Paul (2011)

paulAs an unofficial capper to the pop culture bash that has been “Shaun of the Dead,” and “Hot Fuzz,” I wish I could bring greater tidings to fans of Pegg and Frost who anxiously awaited their third foray in to another genre adventure, but as it stands “Paul” is merely an okay movie. It’s not the worst comedy of the year, but it’ll far from be remotely remembered as the supreme comedy the gentlemen Nick Frost and Simon Pegg partook in. “Paul” feels like a watered down dose of Edgar Wright fare and unfortunately without him in the equation, this third outing as a team doesn’t entirely succeed as a comedy.

Sure it manages to be abundantly cute and has some above average humor, but none of it ever translates in to raucous laughter as the previous films with Frost and Pegg.
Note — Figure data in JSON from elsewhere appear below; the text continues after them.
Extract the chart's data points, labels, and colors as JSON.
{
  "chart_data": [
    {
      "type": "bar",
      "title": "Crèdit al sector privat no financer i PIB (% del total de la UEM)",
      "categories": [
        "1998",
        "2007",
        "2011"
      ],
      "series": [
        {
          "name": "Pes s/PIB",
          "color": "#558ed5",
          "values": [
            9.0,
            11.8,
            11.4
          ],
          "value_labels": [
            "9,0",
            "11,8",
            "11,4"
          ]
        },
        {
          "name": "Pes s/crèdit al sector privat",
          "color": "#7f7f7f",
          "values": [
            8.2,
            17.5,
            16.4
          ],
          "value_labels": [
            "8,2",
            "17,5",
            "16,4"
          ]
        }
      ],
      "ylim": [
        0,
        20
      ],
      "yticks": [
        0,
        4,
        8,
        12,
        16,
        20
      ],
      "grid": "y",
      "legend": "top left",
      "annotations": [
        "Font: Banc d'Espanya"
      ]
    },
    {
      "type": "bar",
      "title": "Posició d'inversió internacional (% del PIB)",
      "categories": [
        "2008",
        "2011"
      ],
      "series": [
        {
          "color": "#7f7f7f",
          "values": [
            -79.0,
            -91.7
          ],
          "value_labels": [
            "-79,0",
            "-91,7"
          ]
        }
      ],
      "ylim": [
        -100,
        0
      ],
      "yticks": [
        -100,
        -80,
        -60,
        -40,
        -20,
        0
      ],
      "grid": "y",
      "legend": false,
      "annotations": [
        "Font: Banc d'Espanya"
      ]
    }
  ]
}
The rest is merely Spielberg fetishizing that seems to take an enormous amount of time to pay tribute to Spielberg without ever providing a logical reason for doing so. The alien character Paul is essentially just ET, except he’d rather smoke and drink and drop F bombs like it’s the end of the world rather than phone home and eat Reeses Pieces. When two UFO/Science Fiction nerds head to Area 51 after a major science fiction convention, they accidentally stumble on to Paul who’d survived a massive car crash barely evading the authorities seeking his ownership. After they meet, their friendship is uneasy and not too hilarious as you’d expect.
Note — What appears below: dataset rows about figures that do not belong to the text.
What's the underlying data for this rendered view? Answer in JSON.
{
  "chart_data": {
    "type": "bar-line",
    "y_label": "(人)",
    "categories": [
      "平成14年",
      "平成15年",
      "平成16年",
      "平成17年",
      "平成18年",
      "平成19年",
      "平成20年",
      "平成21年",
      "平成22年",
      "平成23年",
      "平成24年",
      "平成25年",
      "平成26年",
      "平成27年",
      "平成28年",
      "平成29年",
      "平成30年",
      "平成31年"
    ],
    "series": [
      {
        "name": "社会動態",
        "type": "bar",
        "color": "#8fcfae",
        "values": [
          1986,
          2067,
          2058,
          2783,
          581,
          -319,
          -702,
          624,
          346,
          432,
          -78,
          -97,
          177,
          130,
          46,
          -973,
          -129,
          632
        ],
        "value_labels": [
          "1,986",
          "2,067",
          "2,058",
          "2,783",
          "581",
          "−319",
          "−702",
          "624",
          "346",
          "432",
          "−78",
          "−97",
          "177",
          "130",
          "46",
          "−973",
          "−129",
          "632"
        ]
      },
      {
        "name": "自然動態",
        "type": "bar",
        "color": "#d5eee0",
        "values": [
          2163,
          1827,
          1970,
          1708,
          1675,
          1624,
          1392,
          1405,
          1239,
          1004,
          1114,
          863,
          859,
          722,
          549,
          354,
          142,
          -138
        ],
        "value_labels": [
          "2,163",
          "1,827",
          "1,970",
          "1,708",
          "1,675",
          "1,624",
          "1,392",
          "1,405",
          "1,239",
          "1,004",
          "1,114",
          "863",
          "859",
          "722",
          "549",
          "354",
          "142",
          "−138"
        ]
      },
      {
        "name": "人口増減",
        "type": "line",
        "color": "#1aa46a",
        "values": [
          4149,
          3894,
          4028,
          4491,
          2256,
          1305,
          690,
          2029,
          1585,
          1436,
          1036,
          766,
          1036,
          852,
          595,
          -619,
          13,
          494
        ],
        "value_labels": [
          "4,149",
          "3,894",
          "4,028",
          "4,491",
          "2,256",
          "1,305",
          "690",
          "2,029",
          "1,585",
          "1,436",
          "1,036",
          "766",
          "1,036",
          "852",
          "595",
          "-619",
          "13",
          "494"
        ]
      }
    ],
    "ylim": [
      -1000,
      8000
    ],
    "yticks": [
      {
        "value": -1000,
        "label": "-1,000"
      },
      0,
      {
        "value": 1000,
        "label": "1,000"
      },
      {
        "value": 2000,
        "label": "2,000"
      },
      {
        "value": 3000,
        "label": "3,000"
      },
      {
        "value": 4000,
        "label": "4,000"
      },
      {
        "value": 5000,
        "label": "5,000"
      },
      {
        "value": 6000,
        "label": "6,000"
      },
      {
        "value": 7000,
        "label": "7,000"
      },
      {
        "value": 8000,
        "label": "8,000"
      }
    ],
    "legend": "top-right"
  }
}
Pegg and Frost never opt for enough laughs and one-liners to sell this as their official third genre romp in to a beloved medium, and all of the good comedy goes to Paul. As voiced by Seth Rogen, Paul is the centerpiece of the comedy thus his personality basically outweighs any chance Pegg and Frost have at delivering comedy for their loyal fan base. And even with the hard R rating and the foul mouthed talking alien who’d rather act out male on male fellatio than say the word “gay” for the sake of comedy, “Paul” feels very lived in and worn. It’s almost like the director attempted to mimic the devices of pop culture love that Edgar Wright and his cohorts mastered. And instead of merely offering up a loving tribute to alien films, just insisted on detaching the pop culture celebrating from the actual plot rather than integrating it in to character motivations and situations.
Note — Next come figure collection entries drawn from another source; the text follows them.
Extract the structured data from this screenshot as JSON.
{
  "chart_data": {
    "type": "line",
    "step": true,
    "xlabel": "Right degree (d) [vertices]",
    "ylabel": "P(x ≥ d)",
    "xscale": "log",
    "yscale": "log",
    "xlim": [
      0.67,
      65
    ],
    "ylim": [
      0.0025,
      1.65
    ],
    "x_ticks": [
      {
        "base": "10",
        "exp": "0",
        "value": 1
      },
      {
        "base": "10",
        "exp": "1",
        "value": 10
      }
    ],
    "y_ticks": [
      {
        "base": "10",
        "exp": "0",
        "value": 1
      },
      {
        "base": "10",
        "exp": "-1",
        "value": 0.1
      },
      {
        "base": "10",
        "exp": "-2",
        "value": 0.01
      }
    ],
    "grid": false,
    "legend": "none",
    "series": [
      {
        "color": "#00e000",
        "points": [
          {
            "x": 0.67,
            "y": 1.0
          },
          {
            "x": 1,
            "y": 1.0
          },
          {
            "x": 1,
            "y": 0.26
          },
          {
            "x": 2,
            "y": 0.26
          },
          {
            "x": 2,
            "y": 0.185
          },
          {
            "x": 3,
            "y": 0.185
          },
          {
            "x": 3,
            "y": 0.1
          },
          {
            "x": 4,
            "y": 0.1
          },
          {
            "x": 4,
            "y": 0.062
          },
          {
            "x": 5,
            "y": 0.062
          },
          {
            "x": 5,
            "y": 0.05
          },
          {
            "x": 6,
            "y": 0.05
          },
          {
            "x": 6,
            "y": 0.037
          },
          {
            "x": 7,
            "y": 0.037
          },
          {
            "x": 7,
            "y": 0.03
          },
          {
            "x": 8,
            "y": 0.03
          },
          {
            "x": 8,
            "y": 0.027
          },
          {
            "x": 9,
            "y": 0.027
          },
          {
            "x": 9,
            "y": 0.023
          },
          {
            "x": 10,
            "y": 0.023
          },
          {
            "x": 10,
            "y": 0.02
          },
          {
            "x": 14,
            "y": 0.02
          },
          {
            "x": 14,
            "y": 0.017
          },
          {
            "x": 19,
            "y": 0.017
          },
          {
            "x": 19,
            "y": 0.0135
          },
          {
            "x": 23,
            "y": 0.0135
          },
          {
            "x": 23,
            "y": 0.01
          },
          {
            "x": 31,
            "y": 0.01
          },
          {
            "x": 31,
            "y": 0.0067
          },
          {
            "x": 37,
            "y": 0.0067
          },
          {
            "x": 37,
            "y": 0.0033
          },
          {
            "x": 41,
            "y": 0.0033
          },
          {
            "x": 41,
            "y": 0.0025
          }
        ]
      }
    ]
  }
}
Director Mottola can never seem to decide where his homages and nods to alien culture end and his story begins, thus even with the rating and countless cameos by comedic actors, there’s really nothing all too funny about this. Sure it’s clever, but clever never actually amounts to laughter when it comes to “Paul.” With director Greg Mottola at the helm and Simon Pegg and Nick Frost writing, “Paul” has a lot going for it. Unfortunately it’s not a lot of laughter or entertainment value. Granted it has clever gags, and some sharp puns, but in the end it’s pretty stale alien fare with not much originality to offer audiences.